Original post by MoosferatuUrgh. These moralist arguments. Do you have any idea what happens in real life with drugs? A lack of government regulation, a lack of standardised measurements, a society that frowns upon drug use and forces users to be dishonest about their consumption, results in more harm than you could imagine. Drugs on the streets are adulterated. Cannabis is sprayed with glass or pressed into horrific 'soapbars' with god knows what mixed in. People pay for a plant and end up smoking putting diesal and turpentine into their lungs. People are sold (legal, mind) research chemicals as MDMA and LSD, comparatively safe drugs, and end up overdosing or getting horrific side effects because we have even less of an idea of what they do to the body than the illegals. This isn't some fantasy world. This is people you know. I assume when/if you go to university, provided you don't live in a town crawling with drugs anyway (chances are you do, as it's most), you may hear of the odd casualty. I certainly have, and it's not fair.
The aim of legalisation isn't to have this free-for-all and go 'YEAH DRUGS' and have everyone wandering the streets coked off their heads and blazed in the streets. The aim is to reduce harm: to make people know exactly what goes into their body, to ensure people are educated to the best possible extent about how to safely use drugs. This is real life - it's having a grown up discussion about something, accepting that it happens, and seeing what we can do to ensure less people die and/or ruin their lives. One model is to have the "soft" drugs which are relatively (NOT absolutely, relatively) safe taxed, regulated, and most importantly, unadulterated, with "hard" drugs being available to addicts under medical supervise to again, ensure they get a clean supply. A person can drink 9 pints of Stella and vomit in the streets, and as tiresome and stupid as the event is, everyone knows they are going to recover because they've got a product which is unadulterated, well-researched, and which the physical effects are well-known. Whereas if someone has gone out and taken 3 tabs of LSD, which isn't actually LSD at all but a research chemical that mimics its effects, and had a seizure, then the doctors are going to have a much trickier time saving the patient.
And if you're currently reaching for that keyboard to type out the same malicious, tired argument of 'WELL THEY SHOULDN'T HAVE DONE DRUGS, IT'S ILLEGAL' then not only are you displaying an ambivalent attitude towards reality, you are simply proving that you do not care about protecting people at all. You care about forcing an ideology on others, perhaps even through your own bitterness.

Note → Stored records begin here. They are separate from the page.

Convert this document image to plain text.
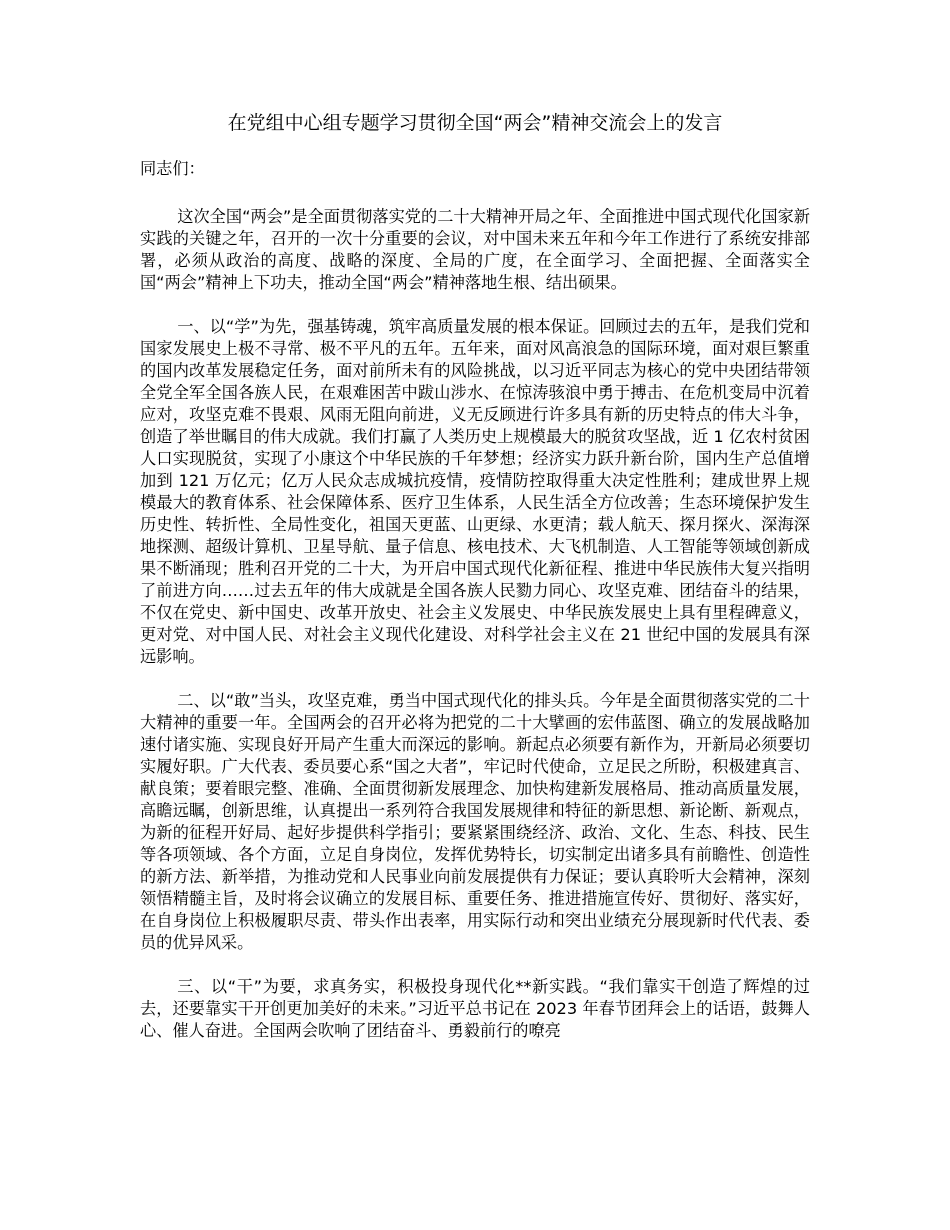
在党组中心组专题学习贯彻全国“两会”精神交流会上的发言

同志们：

这次全国“两会”是全面贯彻落实党的二十大精神开局之年、全面推进中国式现代化国家新实践的关键之年，召开的一次十分重要的会议，对中国未来五年和今年工作进行了系统安排部署，必须从政治的高度、战略的深度、全局的广度，在全面学习、全面把握、全面落实全国“两会”精神上下功夫，推动全国“两会”精神落地生根、结出硕果。

一、以“学”为先，强基铸魂，筑牢高质量发展的根本保证。回顾过去的五年，是我们党和国家发展史上极不寻常、极不平凡的五年。五年来，面对风高浪急的国际环境，面对艰巨繁重的国内改革发展稳定任务，面对前所未有的风险挑战，以习近平同志为核心的党中央团结带领全党全军全国各族人民，在艰难困苦中跋山涉水、在惊涛骇浪中勇于搏击、在危机变局中沉着应对，攻坚克难不畏艰、风雨无阻向前进，义无反顾进行许多具有新的历史特点的伟大斗争，创造了举世瞩目的伟大成就。我们打赢了人类历史上规模最大的脱贫攻坚战，近 1 亿农村贫困人口实现脱贫，实现了小康这个中华民族的千年梦想；经济实力跃升新台阶，国内生产总值增加到 121 万亿元；亿万人民众志成城抗疫情，疫情防控取得重大决定性胜利；建成世界上规模最大的教育体系、社会保障体系、医疗卫生体系，人民生活全方位改善；生态环境保护发生历史性、转折性、全局性变化，祖国天更蓝、山更绿、水更清；载人航天、探月探火、深海深地探测、超级计算机、卫星导航、量子信息、核电技术、大飞机制造、人工智能等领域创新成果不断涌现；胜利召开党的二十大，为开启中国式现代化新征程、推进中华民族伟大复兴指明了前进方向……过去五年的伟大成就是全国各族人民勠力同心、攻坚克难、团结奋斗的结果，不仅在党史、新中国史、改革开放史、社会主义发展史、中华民族发展史上具有里程碑意义，更对党、对中国人民、对社会主义现代化建设、对科学社会主义在 21 世纪中国的发展具有深远影响。

二、以“敢”当头，攻坚克难，勇当中国式现代化的排头兵。今年是全面贯彻落实党的二十大精神的重要一年。全国两会的召开必将为把党的二十大擘画的宏伟蓝图、确立的发展战略加速付诸实施、实现良好开局产生重大而深远的影响。新起点必须要有新作为，开新局必须要切实履好职。广大代表、委员要心系“国之大者”，牢记时代使命，立足民之所盼，积极建真言、献良策；要着眼完整、准确、全面贯彻新发展理念、加快构建新发展格局、推动高质量发展，高瞻远瞩，创新思维，认真提出一系列符合我国发展规律和特征的新思想、新论断、新观点，为新的征程开好局、起好步提供科学指引；要紧紧围绕经济、政治、文化、生态、科技、民生等各项领域、各个方面，立足自身岗位，发挥优势特长，切实制定出诸多具有前瞻性、创造性的新方法、新举措，为推动党和人民事业向前发展提供有力保证；要认真聆听大会精神，深刻领悟精髓主旨，及时将会议确立的发展目标、重要任务、推进措施宣传好、贯彻好、落实好，在自身岗位上积极履职尽责、带头作出表率，用实际行动和突出业绩充分展现新时代代表、委员的优异风采。

三、以“干”为要，求真务实，积极投身现代化**新实践。“我们靠实干创造了辉煌的过去，还要靠实干开创更加美好的未来。”习近平总书记在 2023 年春节团拜会上的话语，鼓舞人心、催人奋进。全国两会吹响了团结奋斗、勇毅前行的嘹亮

Drug-taking is a normal human behaviour. Humans will strive to do anything that makes them feel good, or different. If you morally object to that, then where do you draw the line? Banning junk food? Perhaps exercise? Orgasms? They make you feel different, change your perceptions of the world? Some people get addicted to them. Maybe we should eliminate them. Perhaps a system of plastic bubbles to ensure no one is harmed ever?
And one final thing. I accept that drugs cause harm. I accept that people do them. What I don't want is criminals making money off this. I don't want violent scum meeting a market demand and feeding their networks with it. I don't want to ultimately fund some bloody conflict in the Third World everytime I buy a tenbag. I'm not even saying legalising it would solve all the problems, but it would be a step in the right direction. Better to try and actively deal with the elephant in the room than stuffing it under the couch where it won't fit.